Откуда он? И почему принцесса носит его цвета? Этого я не знал и не понимал. Возможно, Люция угодила в большую беду и сейчас не понимала, что с ней стряслось? А действительно, что? Я не имел представления, какой Люция была раньше, но был уверен, что знак оказывает на неё дурное влияние. Возможно, я судил по себе, но мне почему-то не верилось, что эта штука может желать кому-то добра.
Пытаясь хоть что-то понять, я растолкал спящего рядом Тимофа, позволив брату любезно разделить со мной радость бессонницы. Мне нужны были хоть какие-то сведения! Бран был прав. Новости действительно доходили до нашей глухомани в последнюю очередь, но священники Вороновского монастыря могли знать хоть что-нибудь о нарастающей на севере волне ереси. Увы, Тимоф не смог сообщить мне ничего нового, то ли монахи действительно были не в курсе всех происходящих у соседей дел, то ли просто не пожелали рассказывать тревожные вести молодым послушникам, дабы не подрывать нашу веру. Так или иначе, но ересь, видимо, начала распространяться совсем недавно. В противном случае монахи не смогли бы от нас ничего укрыть. Если рассказ Брана был правдив, то некий Черный Орден — сердце ереси, стремительно набирал силу, и даже инквизиция не могла побороть его влияние. Такого могущества в столь короткие сроки нельзя было достичь, не имея сильных покровителей. Следовательно, за Черным Орденом должен был стоять кто-то действительно влиятельный. Чтобы обуздать или переманить на свою сторону часть самой инквизиции, требовались колоссальные возможности и силы. А раз так, то трудно было представить, что этот "кто-то" ограничится только северными провинциями. Мог ли он иметь планы на Люцию? Не он ли подсунул принцессе этот знак? Если да, то для чего?

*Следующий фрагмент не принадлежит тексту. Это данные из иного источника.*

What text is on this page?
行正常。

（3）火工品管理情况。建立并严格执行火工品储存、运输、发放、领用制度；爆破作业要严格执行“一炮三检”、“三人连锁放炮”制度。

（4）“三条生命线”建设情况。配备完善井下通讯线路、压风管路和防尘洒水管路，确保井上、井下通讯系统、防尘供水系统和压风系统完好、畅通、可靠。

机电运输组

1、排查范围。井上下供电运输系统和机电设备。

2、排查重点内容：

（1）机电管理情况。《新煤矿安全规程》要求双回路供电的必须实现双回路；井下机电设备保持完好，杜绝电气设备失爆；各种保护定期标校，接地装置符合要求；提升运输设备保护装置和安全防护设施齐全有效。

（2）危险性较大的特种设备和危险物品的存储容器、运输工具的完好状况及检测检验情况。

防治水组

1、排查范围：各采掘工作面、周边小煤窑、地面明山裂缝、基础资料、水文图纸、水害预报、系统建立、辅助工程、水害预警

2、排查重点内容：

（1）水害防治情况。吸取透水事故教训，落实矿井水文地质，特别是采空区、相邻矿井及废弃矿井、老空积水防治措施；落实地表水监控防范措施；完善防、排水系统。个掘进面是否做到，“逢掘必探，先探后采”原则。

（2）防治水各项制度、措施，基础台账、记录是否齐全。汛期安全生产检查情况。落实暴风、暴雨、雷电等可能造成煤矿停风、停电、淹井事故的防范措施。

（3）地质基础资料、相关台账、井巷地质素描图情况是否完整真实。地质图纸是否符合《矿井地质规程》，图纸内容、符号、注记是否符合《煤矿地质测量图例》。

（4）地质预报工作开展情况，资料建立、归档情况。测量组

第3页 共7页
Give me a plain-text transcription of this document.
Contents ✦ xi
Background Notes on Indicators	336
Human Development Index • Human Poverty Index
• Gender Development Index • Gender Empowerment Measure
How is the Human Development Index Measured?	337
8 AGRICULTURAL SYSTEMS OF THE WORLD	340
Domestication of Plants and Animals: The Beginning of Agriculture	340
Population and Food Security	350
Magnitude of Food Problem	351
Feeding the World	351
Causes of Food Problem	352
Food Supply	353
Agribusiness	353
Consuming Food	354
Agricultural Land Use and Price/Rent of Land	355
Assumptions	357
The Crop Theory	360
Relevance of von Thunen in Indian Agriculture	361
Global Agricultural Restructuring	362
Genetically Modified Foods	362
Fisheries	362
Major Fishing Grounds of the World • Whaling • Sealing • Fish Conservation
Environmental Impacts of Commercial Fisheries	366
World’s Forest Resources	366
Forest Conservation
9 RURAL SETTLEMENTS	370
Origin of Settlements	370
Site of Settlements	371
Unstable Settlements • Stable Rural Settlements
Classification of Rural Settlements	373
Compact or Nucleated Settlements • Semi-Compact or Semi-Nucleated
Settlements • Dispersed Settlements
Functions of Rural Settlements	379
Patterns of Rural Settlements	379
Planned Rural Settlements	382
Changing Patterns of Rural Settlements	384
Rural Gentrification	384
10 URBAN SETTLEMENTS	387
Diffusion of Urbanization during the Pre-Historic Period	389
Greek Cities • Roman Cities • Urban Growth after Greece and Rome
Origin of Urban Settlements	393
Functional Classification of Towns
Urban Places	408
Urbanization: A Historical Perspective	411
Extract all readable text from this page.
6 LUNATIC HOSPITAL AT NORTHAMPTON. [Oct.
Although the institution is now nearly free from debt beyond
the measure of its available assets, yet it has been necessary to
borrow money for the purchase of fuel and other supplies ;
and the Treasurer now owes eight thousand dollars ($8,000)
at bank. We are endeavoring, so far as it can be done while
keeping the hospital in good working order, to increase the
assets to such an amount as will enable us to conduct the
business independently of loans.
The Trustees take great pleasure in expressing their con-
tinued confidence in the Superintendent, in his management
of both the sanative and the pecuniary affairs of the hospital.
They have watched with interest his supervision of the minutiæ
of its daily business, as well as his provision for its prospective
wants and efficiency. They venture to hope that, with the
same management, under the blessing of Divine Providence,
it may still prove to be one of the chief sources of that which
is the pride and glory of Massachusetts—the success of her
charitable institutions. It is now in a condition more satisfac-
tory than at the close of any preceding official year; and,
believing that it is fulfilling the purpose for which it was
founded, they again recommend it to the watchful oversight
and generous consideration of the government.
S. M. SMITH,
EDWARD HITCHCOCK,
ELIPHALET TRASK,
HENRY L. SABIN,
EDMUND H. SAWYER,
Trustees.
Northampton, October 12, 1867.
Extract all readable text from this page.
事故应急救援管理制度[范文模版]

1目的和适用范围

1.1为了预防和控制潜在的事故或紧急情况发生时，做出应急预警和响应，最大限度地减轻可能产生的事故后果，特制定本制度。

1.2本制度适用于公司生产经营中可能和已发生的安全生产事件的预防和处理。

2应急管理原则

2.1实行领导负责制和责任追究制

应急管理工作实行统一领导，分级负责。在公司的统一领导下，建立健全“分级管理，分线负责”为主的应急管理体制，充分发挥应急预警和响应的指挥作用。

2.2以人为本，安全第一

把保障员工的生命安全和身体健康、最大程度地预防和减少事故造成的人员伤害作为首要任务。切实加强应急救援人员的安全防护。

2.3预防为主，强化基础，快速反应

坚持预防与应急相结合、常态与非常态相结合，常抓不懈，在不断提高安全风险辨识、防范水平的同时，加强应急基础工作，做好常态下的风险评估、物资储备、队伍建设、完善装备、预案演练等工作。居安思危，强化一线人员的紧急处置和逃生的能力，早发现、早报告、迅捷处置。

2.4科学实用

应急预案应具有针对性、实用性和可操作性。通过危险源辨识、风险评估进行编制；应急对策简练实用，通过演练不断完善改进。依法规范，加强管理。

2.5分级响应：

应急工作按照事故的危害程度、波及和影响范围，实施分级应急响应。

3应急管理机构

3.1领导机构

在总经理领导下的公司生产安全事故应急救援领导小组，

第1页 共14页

Тимоф не смог сказать мне ничего умного. Знак я ему показывать не стал, от греха подальше. По поводу Черного Ордена он лишь заверил, что мне не о чем беспокоиться, так как Светлый Владыка покарает любую ересь. Затем Тимоф предложил помолиться за души тех, кто не устоял перед тошнотворным соблазном. От его пылкой речи проснулся Деррик и незамедлительно поддержал послушника, заявив, что, без сомнения вся скверна скоро будет выжжена огнем и мечом. Вместе они принялись что-то говорить "о карающей длани Господа". Фыркнув, я отвернулся от обоих. Прав был Святой Великомученик Феофан Миролюбский в своих словах: "Вся ересь берет своё начало от науки, нет большего вместилища порока, нежели перечитавший книг разум!". Вот уж верно, Деррик и Тимоф не больно-то искушали свои мозги ядом познания, первому было достаточно рыцарского кодекса, второй ограничивался только святым писанием, молитвой и безграничной верой в Светлого Владыку. Дальше своих идеалов они ничего не хотели знать. В итоге — два девственно чистых разума, незамутненных сомнениями и еретическими мыслями, коим, без сомнения, была уготована дорога в рай. Мне же на Страшном суде явно припомнят все зерна сомнения в Божественной Силе, что запали в мою душу от частого просиживания в библиотеке.
Отвернувшись от друзей, я снова улегся на свой спальный мешок, накрылся походным шерстяным одеялом и по новой попробовал уснуть. Однако ничего из этого не получилось. Вскоре дружину поднял на ноги дикий крик петуха, живущего на мельнице. В родовом замке князя дружину на утренний подъем также будил петух, посему, чисто по привычке, солдаты повыскакивали со своих лежанок и побежали строиться. Романх, хоть и не собирался в этот раз поднимать дружину чуть свет, сам оказался не в силах изменить привычке и, поспешно надев на голову шлем, двинулся к солдатам. Вскоре обещания задушить несчастного петуха громкими криками пронеслись по округе. Из всей дружины я, наверное, был единственным, кто выражал несчастной птице свою благодарность. Подобный сон не принес бы мне отдыха, навеяв только лишнюю усталость. Пытаясь взбодриться, я первым побежал к колодцу, желая вылить на свою голову ведерко ледяной, освежающей воды. Я как раз успел это сделать, когда снова почувствовал покалывание во всем теле. Чертов знак не давал мне покоя! Собрав волю в кулак, я попробовал противостоять этой силе, перебороть её, однако, уколы стали только сильнее. Ничего не понимая, я набрал в ладони немного прохладной воды и сделал пару глотков, решив просто не обращать внимания. Первые пару секунд это помогало, но потом уколы просто согнули меня пополам. Стремясь не закричать от боли, я, закусив губу, поспешно вытащил проклятый предмет из сумки и бросил его на землю. Вмиг мне стало легче, отдышавшись, я перевел взор на знак и поразился. Он вибрировал! Земля рядом с ним тоже дрожала, как будто пытаясь отбросить злую сущность подальше от себя.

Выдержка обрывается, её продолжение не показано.